Wednesday, 28 December 2011

A theology of creativity pt II

In part one of this look at creativity in the Bible it was noted that God has made us in His image. He is creative and therefore so are we. This time we'll look at some specific examples of God speaking creatively to His people.

Sometimes God uses our own imagination to speak to us. I don't mean that we imagine that He is speaking, but that the message is not necessarily blunt, but more symbolic, using the imagination He has given us to engage with us more fully on an individual level. This makes us wrestle with the message and ponder it. Then comes a flash of understanding, a moment of conviction, or a flood of strong emotion. The sudden realisation of what the Lord is saying.

Let's look at Nathan and Joseph.

In 2 Sam 12 Nathan rebukes David over his affair with Bathsheba. Does he go in to see the king and tell him straight out that he is in the wrong? No. Nathan values his life. Instead, he tells a story that instantly gets David on his side. The king is enraged by the story and pronounces the death sentence. Imagine the dawning of truth in David when Nathan declares, 'You are the man.'
I imagine (it isn't stated in the Bible) that when God told Nathan to confront David that the prophet was horrified. But God insists, and inspires Nathan to tell the story. Nathan doesn't tell David, 'This is the word of the Lord,' as usually accompanies a prophetic announcement in the OT. This makes me think that the story is Nathan's imagination in the service of God. The rebuke is given in a slightly obscure form to improve the impact. Had Nathan baldly accused the king, he might have been murdered, too.

Now let's look at Joseph. We all know about Joseph and dreams. He had ones of his own but also interpreted for others such as Pharaoh. Pharaoh knew that his dreams were important and contained a message, but he didn't know the One who had given them. He had no idea where to start in interpreting the dream until his cupbearer remembered Joseph. Joseph asks God and receives the meaning of the dream. Pharaoh recognises the truth of the interpretation even though he doesn't know God. The truth resonates with him. Would he have received that message if it had been given by other means? Personally I think if a prophet of God had turned up with the message he would have received a frosty reception.

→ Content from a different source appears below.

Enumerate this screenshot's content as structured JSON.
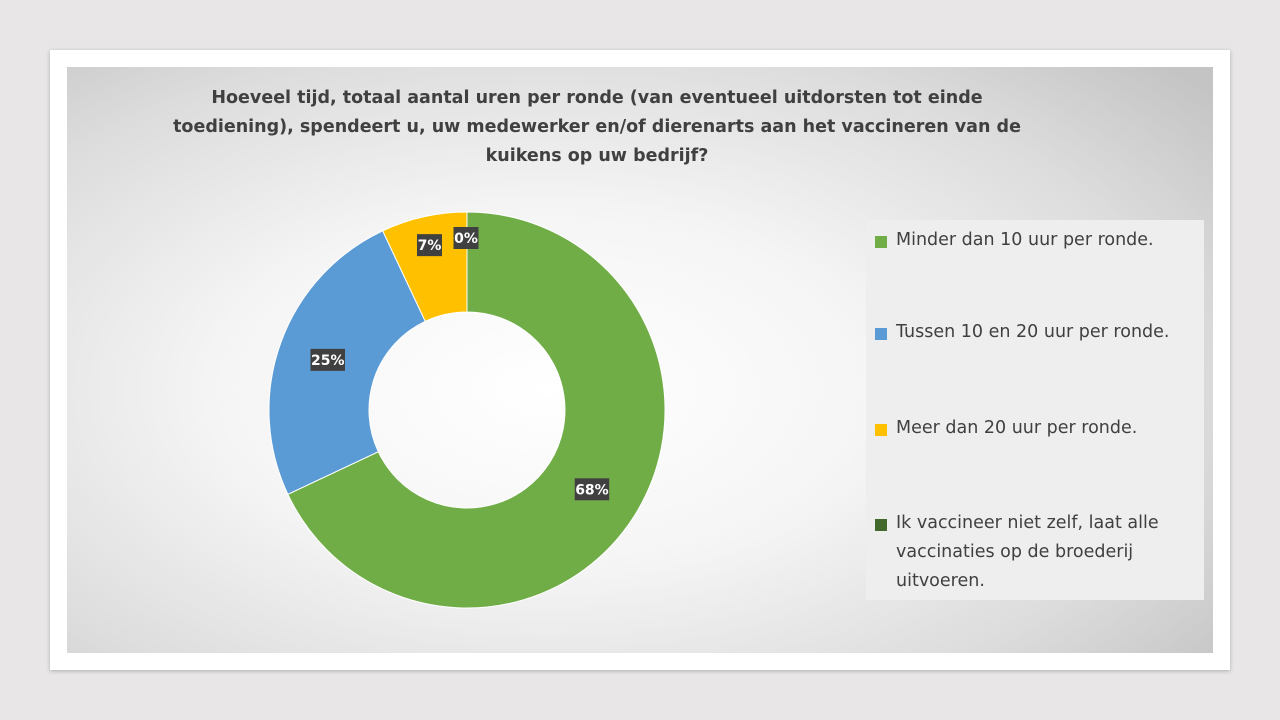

So what can we conclude? That God inspires us to be creative in our speaking (Nathan), and He speaks to us in creative ways (Joseph). God will use whatever means necessary to get through to us. He has not given us an imagination for nothing, and I have no problem believing that He will use it to speak to us, and wants us to use it to speak of Him.

Be encouraged to use everything you've been given, especially your imagination, inletting people know of our Great and Glorious God. Be bold in your creativity.